The combination of ragweed pollen and the start of flu season could make this week the worst of the year for allergy and asthma sufferers in America, experts warn.
Dr. Robert McDermott, a board-certified allergist and immunologist at Allervy, told DailyMail.com that the third week of September — this year between the 18th and 24th — is often when doctors report a spike in allergy and asthma-related visits. The season has earned the title of ‘peak week’ among experts.
That’s because ragweed, one of the most common fall allergens, reaches its highest pollen count of the year in some parts of the US, along with the start of flu season and the back-to-school season, starting the spread of infectious diseases. Disease.
McDermott recommends that parents of children who suffer from asthma or severe allergies tell the school nurse if their child shows severe symptoms and needs medication. Adults who suffer from asthma or severe allergies may want to consult a doctor, as there are many effective allergy treatments that they are unaware of.
The third week of September, this year from the 18th to the 24th week, is considered allergy ‘peak week’ by experts, with complications from the flu and weed pollen in the air (file photo).
“Peak Allergy Week is the third week in September where we see the highest number of asthma exacerbations and increases in allergy symptoms among patients in the United States,” McDermott said.
According to the Asthma and Allergy Foundation of America, several factors combine to make asthma symptoms and attacks more difficult for sufferers during the month of September.
Ragweeds, which are common on the East Coast and Midwest, are in full bloom by late August.
Dr. Robert McDermott (pictured), a board-certified allergist and immunologist with AllerV, said he expects the flu to pick up again this year after quiet seasons in recent years.
From mid to late September, weeds generally release pollen spores in abundance, causing problems for about 15 percent of Americans who suffer from allergies.
For people with asthma, this can be even worse, as their already obstructed airways can become narrowed. This causes shortness of breath, and in severe cases, asthma.
An outbreak of influenza worsens the situation. In the coming weeks, the usual respiratory diseases will start to rise, at the end of September, when it usually starts to rise.
Combine this with physically restored schools across the US, breeding grounds for flu outbreaks.
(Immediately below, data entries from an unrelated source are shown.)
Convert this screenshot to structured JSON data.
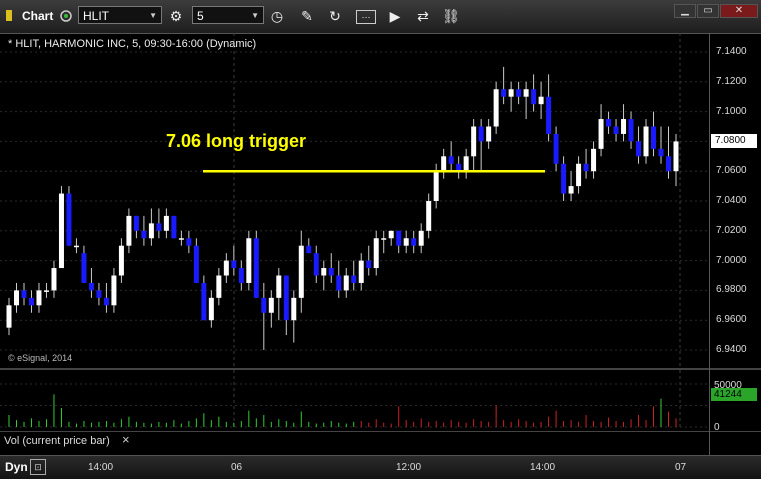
{
  "toolbar": {
    "app_label": "Chart",
    "symbol": "HLIT",
    "interval": "5",
    "icons": [
      "settings-icon",
      "clock-icon",
      "draw-icon",
      "refresh-icon",
      "studies-icon",
      "play-icon",
      "link-icon"
    ]
  },
  "chart": {
    "header": "* HLIT, HARMONIC INC, 5, 09:30-16:00 (Dynamic)",
    "annotation": "7.06 long trigger",
    "copyright": "© eSignal, 2014",
    "current_price": "7.0800",
    "price_ticks": [
      "7.1400",
      "7.1200",
      "7.1000",
      "7.0800",
      "7.0600",
      "7.0400",
      "7.0200",
      "7.0000",
      "6.9800",
      "6.9600",
      "6.9400"
    ],
    "time_ticks": [
      "14:00",
      "06",
      "12:00",
      "14:00",
      "07"
    ],
    "colors": {
      "up": "#ffffff",
      "down": "#1a1aff",
      "trigger": "#ffff00",
      "vol_up": "#33cc33",
      "vol_down": "#cc2222"
    }
  },
  "volume": {
    "label": "Vol (current price bar)",
    "close_symbol": "×",
    "scale_top": "50000",
    "scale_zero": "0",
    "current": "41244"
  },
  "footer": {
    "mode": "Dyn"
  },
  "chart_data": {
    "type": "candlestick",
    "price_range": [
      6.93,
      7.15
    ],
    "candles": [
      [
        6.955,
        6.975,
        6.95,
        6.97
      ],
      [
        6.97,
        6.985,
        6.965,
        6.98
      ],
      [
        6.98,
        6.985,
        6.97,
        6.975
      ],
      [
        6.975,
        6.98,
        6.965,
        6.97
      ],
      [
        6.97,
        6.985,
        6.965,
        6.98
      ],
      [
        6.98,
        6.985,
        6.975,
        6.98
      ],
      [
        6.98,
        7.0,
        6.975,
        6.995
      ],
      [
        6.995,
        7.05,
        6.995,
        7.045
      ],
      [
        7.045,
        7.05,
        7.01,
        7.01
      ],
      [
        7.01,
        7.015,
        7.005,
        7.01
      ],
      [
        7.005,
        7.01,
        6.985,
        6.985
      ],
      [
        6.985,
        6.995,
        6.975,
        6.98
      ],
      [
        6.98,
        6.985,
        6.97,
        6.975
      ],
      [
        6.975,
        6.985,
        6.965,
        6.97
      ],
      [
        6.97,
        6.995,
        6.965,
        6.99
      ],
      [
        6.99,
        7.015,
        6.985,
        7.01
      ],
      [
        7.01,
        7.035,
        7.005,
        7.03
      ],
      [
        7.03,
        7.03,
        7.015,
        7.02
      ],
      [
        7.02,
        7.03,
        7.01,
        7.015
      ],
      [
        7.015,
        7.035,
        7.01,
        7.025
      ],
      [
        7.025,
        7.035,
        7.015,
        7.02
      ],
      [
        7.02,
        7.035,
        7.015,
        7.03
      ],
      [
        7.03,
        7.03,
        7.015,
        7.015
      ],
      [
        7.015,
        7.02,
        7.01,
        7.015
      ],
      [
        7.015,
        7.02,
        7.005,
        7.01
      ],
      [
        7.01,
        7.015,
        6.985,
        6.985
      ],
      [
        6.985,
        6.99,
        6.96,
        6.96
      ],
      [
        6.96,
        6.98,
        6.955,
        6.975
      ],
      [
        6.975,
        6.995,
        6.97,
        6.99
      ],
      [
        6.99,
        7.005,
        6.985,
        7.0
      ],
      [
        7.0,
        7.01,
        6.99,
        6.995
      ],
      [
        6.995,
        7.0,
        6.98,
        6.985
      ],
      [
        6.985,
        7.02,
        6.98,
        7.015
      ],
      [
        7.015,
        7.02,
        6.975,
        6.975
      ],
      [
        6.975,
        6.985,
        6.94,
        6.965
      ],
      [
        6.965,
        6.98,
        6.955,
        6.975
      ],
      [
        6.975,
        6.995,
        6.96,
        6.99
      ],
      [
        6.99,
        6.99,
        6.95,
        6.96
      ],
      [
        6.96,
        6.98,
        6.945,
        6.975
      ],
      [
        6.975,
        7.02,
        6.965,
        7.01
      ],
      [
        7.01,
        7.015,
        7.005,
        7.005
      ],
      [
        7.005,
        7.01,
        6.985,
        6.99
      ],
      [
        6.99,
        7.0,
        6.98,
        6.995
      ],
      [
        6.995,
        7.005,
        6.985,
        6.99
      ],
      [
        6.99,
        7.0,
        6.975,
        6.98
      ],
      [
        6.98,
        6.995,
        6.975,
        6.99
      ],
      [
        6.99,
        7.0,
        6.98,
        6.985
      ],
      [
        6.985,
        7.005,
        6.98,
        7.0
      ],
      [
        7.0,
        7.01,
        6.99,
        6.995
      ],
      [
        6.995,
        7.02,
        6.99,
        7.015
      ],
      [
        7.015,
        7.02,
        7.005,
        7.015
      ],
      [
        7.015,
        7.02,
        7.01,
        7.02
      ],
      [
        7.02,
        7.02,
        7.005,
        7.01
      ],
      [
        7.01,
        7.02,
        7.005,
        7.015
      ],
      [
        7.015,
        7.02,
        7.005,
        7.01
      ],
      [
        7.01,
        7.025,
        7.005,
        7.02
      ],
      [
        7.02,
        7.045,
        7.015,
        7.04
      ],
      [
        7.04,
        7.065,
        7.035,
        7.06
      ],
      [
        7.06,
        7.075,
        7.055,
        7.07
      ],
      [
        7.07,
        7.08,
        7.06,
        7.065
      ],
      [
        7.065,
        7.07,
        7.055,
        7.06
      ],
      [
        7.06,
        7.075,
        7.055,
        7.07
      ],
      [
        7.07,
        7.095,
        7.06,
        7.09
      ],
      [
        7.09,
        7.095,
        7.06,
        7.08
      ],
      [
        7.08,
        7.095,
        7.075,
        7.09
      ],
      [
        7.09,
        7.12,
        7.085,
        7.115
      ],
      [
        7.115,
        7.13,
        7.105,
        7.11
      ],
      [
        7.11,
        7.12,
        7.1,
        7.115
      ],
      [
        7.115,
        7.12,
        7.105,
        7.11
      ],
      [
        7.11,
        7.12,
        7.095,
        7.115
      ],
      [
        7.115,
        7.125,
        7.1,
        7.105
      ],
      [
        7.105,
        7.12,
        7.095,
        7.11
      ],
      [
        7.11,
        7.125,
        7.08,
        7.085
      ],
      [
        7.085,
        7.09,
        7.06,
        7.065
      ],
      [
        7.065,
        7.07,
        7.04,
        7.045
      ],
      [
        7.045,
        7.06,
        7.04,
        7.05
      ],
      [
        7.05,
        7.07,
        7.045,
        7.065
      ],
      [
        7.065,
        7.075,
        7.055,
        7.06
      ],
      [
        7.06,
        7.08,
        7.055,
        7.075
      ],
      [
        7.075,
        7.105,
        7.07,
        7.095
      ],
      [
        7.095,
        7.1,
        7.085,
        7.09
      ],
      [
        7.09,
        7.095,
        7.08,
        7.085
      ],
      [
        7.085,
        7.105,
        7.08,
        7.095
      ],
      [
        7.095,
        7.1,
        7.075,
        7.08
      ],
      [
        7.08,
        7.09,
        7.065,
        7.07
      ],
      [
        7.07,
        7.095,
        7.065,
        7.09
      ],
      [
        7.09,
        7.1,
        7.07,
        7.075
      ],
      [
        7.075,
        7.09,
        7.065,
        7.07
      ],
      [
        7.07,
        7.09,
        7.055,
        7.06
      ],
      [
        7.06,
        7.085,
        7.05,
        7.08
      ]
    ],
    "volume": [
      [
        14000,
        1
      ],
      [
        8000,
        1
      ],
      [
        6000,
        1
      ],
      [
        10000,
        1
      ],
      [
        7000,
        1
      ],
      [
        9000,
        1
      ],
      [
        38000,
        1
      ],
      [
        22000,
        1
      ],
      [
        6000,
        1
      ],
      [
        4000,
        1
      ],
      [
        7000,
        1
      ],
      [
        5000,
        1
      ],
      [
        6000,
        1
      ],
      [
        7000,
        1
      ],
      [
        5000,
        1
      ],
      [
        9000,
        1
      ],
      [
        12000,
        1
      ],
      [
        6000,
        1
      ],
      [
        5000,
        1
      ],
      [
        4000,
        1
      ],
      [
        6000,
        1
      ],
      [
        5000,
        1
      ],
      [
        8000,
        1
      ],
      [
        4000,
        1
      ],
      [
        7000,
        1
      ],
      [
        10000,
        1
      ],
      [
        16000,
        1
      ],
      [
        8000,
        1
      ],
      [
        12000,
        1
      ],
      [
        6000,
        1
      ],
      [
        5000,
        1
      ],
      [
        7000,
        1
      ],
      [
        19000,
        1
      ],
      [
        10000,
        1
      ],
      [
        14000,
        1
      ],
      [
        6000,
        1
      ],
      [
        9000,
        1
      ],
      [
        7000,
        1
      ],
      [
        5000,
        1
      ],
      [
        18000,
        1
      ],
      [
        6000,
        1
      ],
      [
        4000,
        1
      ],
      [
        5000,
        1
      ],
      [
        7000,
        1
      ],
      [
        5000,
        1
      ],
      [
        4000,
        1
      ],
      [
        6000,
        1
      ],
      [
        7000,
        0
      ],
      [
        5000,
        0
      ],
      [
        9000,
        0
      ],
      [
        5000,
        0
      ],
      [
        4000,
        0
      ],
      [
        24000,
        0
      ],
      [
        8000,
        0
      ],
      [
        6000,
        0
      ],
      [
        10000,
        0
      ],
      [
        6000,
        0
      ],
      [
        7000,
        0
      ],
      [
        5000,
        0
      ],
      [
        8000,
        0
      ],
      [
        6000,
        0
      ],
      [
        5000,
        0
      ],
      [
        9000,
        0
      ],
      [
        7000,
        0
      ],
      [
        6000,
        0
      ],
      [
        25000,
        0
      ],
      [
        8000,
        0
      ],
      [
        6000,
        0
      ],
      [
        9000,
        0
      ],
      [
        7000,
        0
      ],
      [
        5000,
        0
      ],
      [
        6000,
        0
      ],
      [
        12000,
        0
      ],
      [
        19000,
        0
      ],
      [
        7000,
        0
      ],
      [
        8000,
        0
      ],
      [
        6000,
        0
      ],
      [
        14000,
        0
      ],
      [
        7000,
        0
      ],
      [
        6000,
        0
      ],
      [
        11000,
        0
      ],
      [
        7000,
        0
      ],
      [
        6000,
        0
      ],
      [
        9000,
        0
      ],
      [
        14000,
        0
      ],
      [
        8000,
        0
      ],
      [
        24000,
        0
      ],
      [
        33000,
        1
      ],
      [
        18000,
        0
      ],
      [
        10000,
        0
      ]
    ]
  }
}
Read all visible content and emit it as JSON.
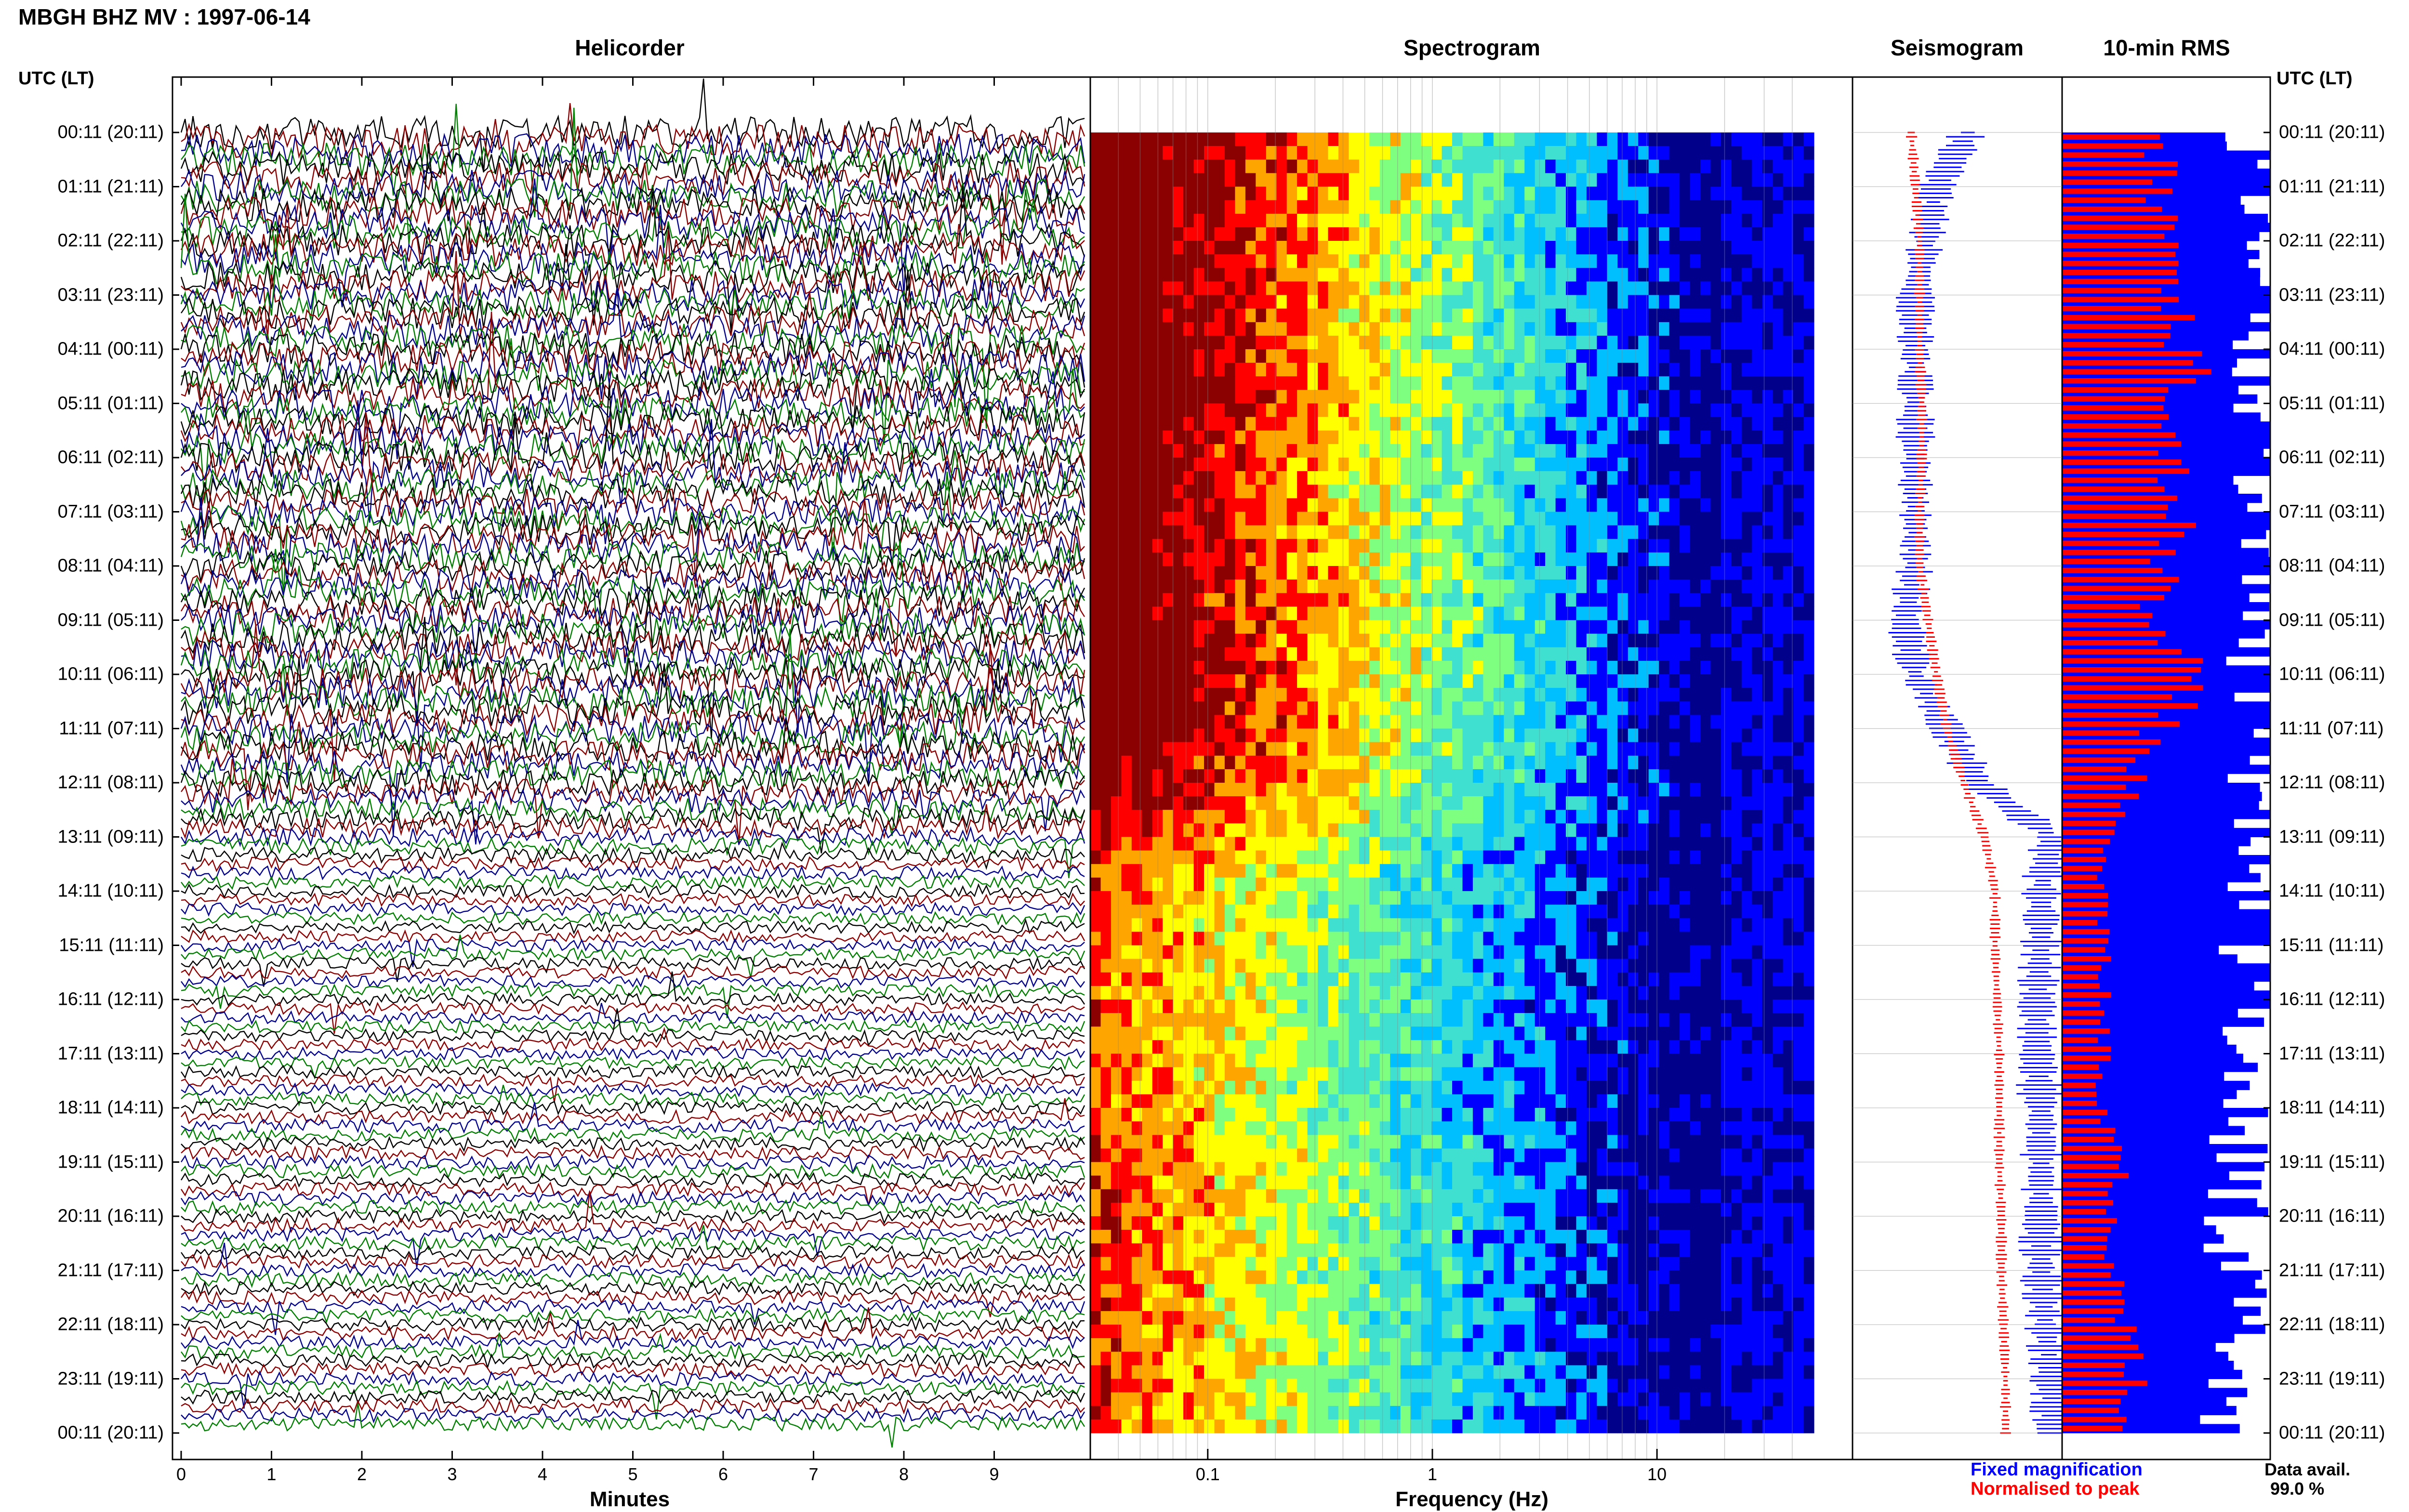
{
  "title": "MBGH BHZ MV : 1997-06-14",
  "panels": {
    "helicorder": "Helicorder",
    "spectrogram": "Spectrogram",
    "seismogram": "Seismogram",
    "rms": "10-min RMS"
  },
  "axis_header": "UTC (LT)",
  "time_labels": [
    "00:11 (20:11)",
    "01:11 (21:11)",
    "02:11 (22:11)",
    "03:11 (23:11)",
    "04:11 (00:11)",
    "05:11 (01:11)",
    "06:11 (02:11)",
    "07:11 (03:11)",
    "08:11 (04:11)",
    "09:11 (05:11)",
    "10:11 (06:11)",
    "11:11 (07:11)",
    "12:11 (08:11)",
    "13:11 (09:11)",
    "14:11 (10:11)",
    "15:11 (11:11)",
    "16:11 (12:11)",
    "17:11 (13:11)",
    "18:11 (14:11)",
    "19:11 (15:11)",
    "20:11 (16:11)",
    "21:11 (17:11)",
    "22:11 (18:11)",
    "23:11 (19:11)",
    "00:11 (20:11)"
  ],
  "x_labels": {
    "minutes": "Minutes",
    "frequency": "Frequency (Hz)"
  },
  "legend": {
    "fixed": "Fixed magnification",
    "normalised": "Normalised to peak"
  },
  "data_availability": {
    "label": "Data avail.",
    "value": "99.0 %"
  },
  "colors": {
    "fixed": "#0000ff",
    "normalised": "#ff0000",
    "trace_cycle": [
      "#000000",
      "#8b0000",
      "#00008b",
      "#007f00"
    ]
  },
  "chart_data": [
    {
      "type": "line",
      "title": "Helicorder",
      "xlabel": "Minutes",
      "x_ticks": [
        0,
        1,
        2,
        3,
        4,
        5,
        6,
        7,
        8,
        9
      ],
      "xlim": [
        0,
        10
      ],
      "rows": 144,
      "row_minutes": 10,
      "note_levels": "amplitude high 00:11-12:30 UTC, low thereafter",
      "amplitude_level": [
        0.9,
        0.9,
        0.9,
        0.85,
        0.9,
        0.9,
        0.8,
        0.8,
        0.85,
        0.85,
        0.9,
        0.8,
        0.6,
        0.3,
        0.25,
        0.25,
        0.25,
        0.25,
        0.3,
        0.3,
        0.3,
        0.3,
        0.3,
        0.3
      ]
    },
    {
      "type": "heatmap",
      "title": "Spectrogram",
      "xlabel": "Frequency (Hz)",
      "x_scale": "log",
      "x_ticks": [
        0.1,
        1,
        10
      ],
      "xlim": [
        0.03,
        50
      ],
      "colormap": [
        "#00008b",
        "#0000ff",
        "#00bfff",
        "#40e0d0",
        "#7fff7f",
        "#ffff00",
        "#ffa500",
        "#ff0000",
        "#8b0000"
      ]
    },
    {
      "type": "line",
      "title": "Seismogram",
      "series": [
        {
          "name": "Fixed magnification",
          "color": "#0000ff",
          "values": [
            0.55,
            0.4,
            0.35,
            0.3,
            0.3,
            0.3,
            0.3,
            0.3,
            0.3,
            0.25,
            0.3,
            0.45,
            0.6,
            0.95,
            0.9,
            0.9,
            0.88,
            0.88,
            0.9,
            0.9,
            0.9,
            0.9,
            0.92,
            0.95,
            0.95
          ]
        },
        {
          "name": "Normalised to peak",
          "color": "#ff0000",
          "values": [
            0.28,
            0.3,
            0.32,
            0.32,
            0.32,
            0.33,
            0.33,
            0.32,
            0.32,
            0.36,
            0.4,
            0.45,
            0.53,
            0.63,
            0.68,
            0.68,
            0.69,
            0.7,
            0.7,
            0.7,
            0.71,
            0.71,
            0.72,
            0.73,
            0.73
          ]
        }
      ]
    },
    {
      "type": "bar",
      "title": "10-min RMS",
      "series": [
        {
          "name": "Fixed magnification",
          "color": "#0000ff",
          "values": [
            0.98,
            0.97,
            0.98,
            0.97,
            0.97,
            0.97,
            0.97,
            0.98,
            0.98,
            0.98,
            0.98,
            0.98,
            0.98,
            0.95,
            0.92,
            0.9,
            0.92,
            0.9,
            0.85,
            0.85,
            0.85,
            0.84,
            0.85,
            0.83,
            0.8
          ]
        },
        {
          "name": "Normalised to peak",
          "color": "#ff0000",
          "values": [
            0.5,
            0.45,
            0.55,
            0.55,
            0.6,
            0.6,
            0.55,
            0.55,
            0.5,
            0.4,
            0.7,
            0.45,
            0.35,
            0.2,
            0.2,
            0.2,
            0.2,
            0.2,
            0.2,
            0.3,
            0.25,
            0.25,
            0.3,
            0.35,
            0.3
          ]
        }
      ]
    }
  ]
}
Although rarely fatal, the common cold is still dangerous for people with asthma.
It can cause the airways to become inflamed, causing them to narrow or even close – triggering asthma symptoms.
Some fear this could be a particularly troublesome flu season, as Australia – whose flu season is the height of the American summer – experienced its worst flu season in half a decade this year, with casualty rates tripling. Common.
McDermott said parents should equip their child with allergy medicine and asthma control equipment if needed this week (file photo).
As the Covid-19 pandemic has disrupted the spread of the flu for the past two years, many don’t have the necessary antibodies to fight it off as easily as before – leading to increased disease and worse infections.
McDermott expects the flu to return to normal levels in the U.S. this year, creating even more trouble for asthma and allergy sufferers.
Those who suffer from severe symptoms do not just accept their suffering.
McDermott advises people to take proactive steps this week, and to protect themselves for the rest of the fall.
For children, parents should make sure allergy medications and equipment such as inhalers are available at school. These can even be given to the school nurse for safety.
He advises adults to see a medical professional to manage their allergies and treat them, and their immune systems can be ‘over-reduced’ when exposed to triggers such as pollen.